Although visual acuity is poor, the rat has a large cornea and pupil, as well as a powerful lens. Coupled with the rod-dominated retina, these components result in a very light-sensitive organ that is a good detector of movement. It has been demonstrated that neither the sight nor smell of a cat will produce defensive reactions in a rat, but movement of a cat or an inanimate object (a card, for example), will result in defensive posture. This suggests that motion of the predator, rather than its visual image, is a major factor in the initiation of defense responses in the rat. In certain instances, however, rats do use vision for short-range purposes. For example, wild rats have been observed to discriminate between sizes of sunflower seeds, choosing long over short seeds. Young rats at play with one another use visual rather than tactile (from whiskers) cues to orient themselves before attacking one another's back. In the instance that one rat steals a food pellet from the other, the victim also responds from visual cues.

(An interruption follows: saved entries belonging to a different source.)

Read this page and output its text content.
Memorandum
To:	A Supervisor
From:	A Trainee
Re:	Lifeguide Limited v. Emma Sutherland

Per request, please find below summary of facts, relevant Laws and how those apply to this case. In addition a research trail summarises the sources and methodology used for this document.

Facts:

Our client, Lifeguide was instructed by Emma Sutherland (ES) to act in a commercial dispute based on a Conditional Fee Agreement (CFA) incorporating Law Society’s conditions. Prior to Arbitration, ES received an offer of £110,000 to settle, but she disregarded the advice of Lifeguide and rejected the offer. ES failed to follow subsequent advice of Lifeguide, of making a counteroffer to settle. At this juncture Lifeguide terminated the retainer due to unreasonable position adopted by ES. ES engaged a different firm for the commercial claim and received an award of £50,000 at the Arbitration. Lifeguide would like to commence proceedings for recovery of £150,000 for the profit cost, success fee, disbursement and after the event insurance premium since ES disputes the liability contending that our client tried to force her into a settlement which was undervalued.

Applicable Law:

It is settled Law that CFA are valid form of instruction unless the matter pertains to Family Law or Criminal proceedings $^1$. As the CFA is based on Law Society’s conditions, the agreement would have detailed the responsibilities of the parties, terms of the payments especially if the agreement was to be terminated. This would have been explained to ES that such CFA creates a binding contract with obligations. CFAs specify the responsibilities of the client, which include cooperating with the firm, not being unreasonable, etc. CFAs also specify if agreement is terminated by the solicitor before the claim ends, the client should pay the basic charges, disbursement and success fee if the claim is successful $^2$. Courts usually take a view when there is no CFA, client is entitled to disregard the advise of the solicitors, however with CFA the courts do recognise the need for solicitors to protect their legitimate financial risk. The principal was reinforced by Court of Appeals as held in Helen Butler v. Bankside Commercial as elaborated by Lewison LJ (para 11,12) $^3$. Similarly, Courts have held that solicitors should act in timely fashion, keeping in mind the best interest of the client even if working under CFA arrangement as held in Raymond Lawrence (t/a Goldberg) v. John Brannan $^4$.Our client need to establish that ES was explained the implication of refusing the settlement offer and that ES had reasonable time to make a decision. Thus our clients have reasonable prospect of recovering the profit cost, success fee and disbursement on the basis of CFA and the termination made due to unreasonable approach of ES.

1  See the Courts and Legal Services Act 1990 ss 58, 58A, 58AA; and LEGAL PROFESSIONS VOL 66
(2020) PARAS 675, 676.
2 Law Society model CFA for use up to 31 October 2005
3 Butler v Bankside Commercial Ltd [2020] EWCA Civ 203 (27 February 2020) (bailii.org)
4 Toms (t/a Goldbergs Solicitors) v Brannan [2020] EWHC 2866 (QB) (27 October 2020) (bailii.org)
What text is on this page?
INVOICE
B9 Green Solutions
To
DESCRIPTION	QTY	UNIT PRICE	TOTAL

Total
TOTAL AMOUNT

When using their vision for orientation, rats are guided by more distant objects rather than nearby ones. The biologist M.T. Block stated that nearby objects are not the most significant for rat vision because At close range the rat has his nose and [whiskers] to fall back on and only uses vision as a last resort. He went on to state that the rat's visual system functions to orient it in space, to recognize relative distance and direction, and that recognition of objects and forms is possible but secondary to the coordinate system. To support Block's hypothesis, it has been shown that rats trained to run in an open-air maze are guided by cues outside the maze, rather than inside. In experiments where the original maze was rotated 90-180 in a room, rats performed poorly. Apparently, they were guided by spatial cues, such as light from a window or patterns on the ceiling or wall. Once these cues were moved, the rats were literally lost!

Back to Mykiss' trip through the apartment: Perhaps the sun streaming from the bedroom window is what guided him down the hallway, and he climbed onto the pillow pile using primarily tactile cues. Due to lack of depth perception at close range, he overcompensated and made a very long jump onto the bed, then used his sense of smell to find his loyal owner. After quenching his thirst, he again used spatial cues to safely jump from the bed, then his olfactory sense guided him to his well-marked sleeping spot. Our rat friends utilize sensory information that we are not capable of detecting nor discerning, and this helps guide them through their day. No, they don't see what we do, but they are aware of their surroundings in a way that suits their lifestyle just fine!